Smiling at the memory, she says, “The very first time he called, Leonard was conducting a marketing research study about cable television viewing habits…. You know your grandmother. She’d never let us have cable, but I lied and said we did. You know how lonely that farm can get. Leonard asked if he could call me again the next day.”
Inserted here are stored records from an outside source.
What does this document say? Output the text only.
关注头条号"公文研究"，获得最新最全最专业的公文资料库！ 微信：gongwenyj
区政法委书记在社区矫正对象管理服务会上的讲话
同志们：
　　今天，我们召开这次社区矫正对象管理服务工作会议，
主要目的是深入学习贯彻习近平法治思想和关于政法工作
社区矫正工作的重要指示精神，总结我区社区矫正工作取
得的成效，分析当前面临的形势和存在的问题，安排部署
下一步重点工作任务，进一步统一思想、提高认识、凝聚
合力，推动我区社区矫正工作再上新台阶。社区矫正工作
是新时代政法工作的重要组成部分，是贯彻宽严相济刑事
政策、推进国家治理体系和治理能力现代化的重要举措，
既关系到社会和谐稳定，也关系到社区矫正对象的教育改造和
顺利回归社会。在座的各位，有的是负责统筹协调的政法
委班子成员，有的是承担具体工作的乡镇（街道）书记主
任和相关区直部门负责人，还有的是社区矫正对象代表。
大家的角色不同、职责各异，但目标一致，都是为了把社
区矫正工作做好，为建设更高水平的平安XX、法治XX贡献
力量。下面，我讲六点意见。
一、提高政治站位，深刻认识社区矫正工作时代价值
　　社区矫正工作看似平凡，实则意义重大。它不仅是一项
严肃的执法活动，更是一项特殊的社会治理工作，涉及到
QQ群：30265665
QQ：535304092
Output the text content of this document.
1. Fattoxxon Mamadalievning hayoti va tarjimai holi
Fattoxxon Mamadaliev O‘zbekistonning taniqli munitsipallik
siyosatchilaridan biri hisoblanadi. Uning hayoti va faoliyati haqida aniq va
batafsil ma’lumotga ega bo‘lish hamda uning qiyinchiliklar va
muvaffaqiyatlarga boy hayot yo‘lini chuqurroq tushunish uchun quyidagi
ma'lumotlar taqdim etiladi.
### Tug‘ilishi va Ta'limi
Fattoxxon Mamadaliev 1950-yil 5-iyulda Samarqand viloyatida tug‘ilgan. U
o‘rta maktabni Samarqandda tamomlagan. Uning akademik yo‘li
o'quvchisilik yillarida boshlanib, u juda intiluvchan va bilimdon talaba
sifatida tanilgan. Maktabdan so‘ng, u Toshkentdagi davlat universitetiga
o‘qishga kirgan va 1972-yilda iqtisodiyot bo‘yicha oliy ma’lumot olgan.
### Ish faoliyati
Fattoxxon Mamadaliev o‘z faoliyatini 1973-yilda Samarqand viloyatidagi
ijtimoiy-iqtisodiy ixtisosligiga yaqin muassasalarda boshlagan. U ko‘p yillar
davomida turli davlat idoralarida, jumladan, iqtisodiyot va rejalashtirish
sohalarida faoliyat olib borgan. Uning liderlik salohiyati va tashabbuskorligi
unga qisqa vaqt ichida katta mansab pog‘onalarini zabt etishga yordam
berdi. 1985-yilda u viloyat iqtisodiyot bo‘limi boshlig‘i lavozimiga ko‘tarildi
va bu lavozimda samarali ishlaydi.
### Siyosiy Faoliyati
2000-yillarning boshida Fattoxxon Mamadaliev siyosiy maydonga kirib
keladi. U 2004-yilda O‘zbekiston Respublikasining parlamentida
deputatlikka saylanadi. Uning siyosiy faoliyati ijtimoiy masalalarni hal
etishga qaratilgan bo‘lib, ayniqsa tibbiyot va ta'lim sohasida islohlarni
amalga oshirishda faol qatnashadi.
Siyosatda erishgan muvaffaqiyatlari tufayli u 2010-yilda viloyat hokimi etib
This telephone stranger, he’d known details about my mom that no one could know. And early on, he told her to buy a lottery ticket. He told her what numbers to choose, and when she won he told her where to go to have some photographs taken, and he told her exactly where to send those pictures: to what movie producer. This boy Leonard, he made her famous. He told her how she’d meet her future husband. Every day he’d telephone with more good news about my mom’s future. The lottery ticket won. The producer cast her in a film before she’d turned seventeen, and when my papadaddy refused to let her work, Leonard called and told her how to file to become a legally emancipated minor.
This guardian angel, he’d told her to gather flowers and press them between the pages of a book. To honor her father, Leonard said, just in case she never saw him again.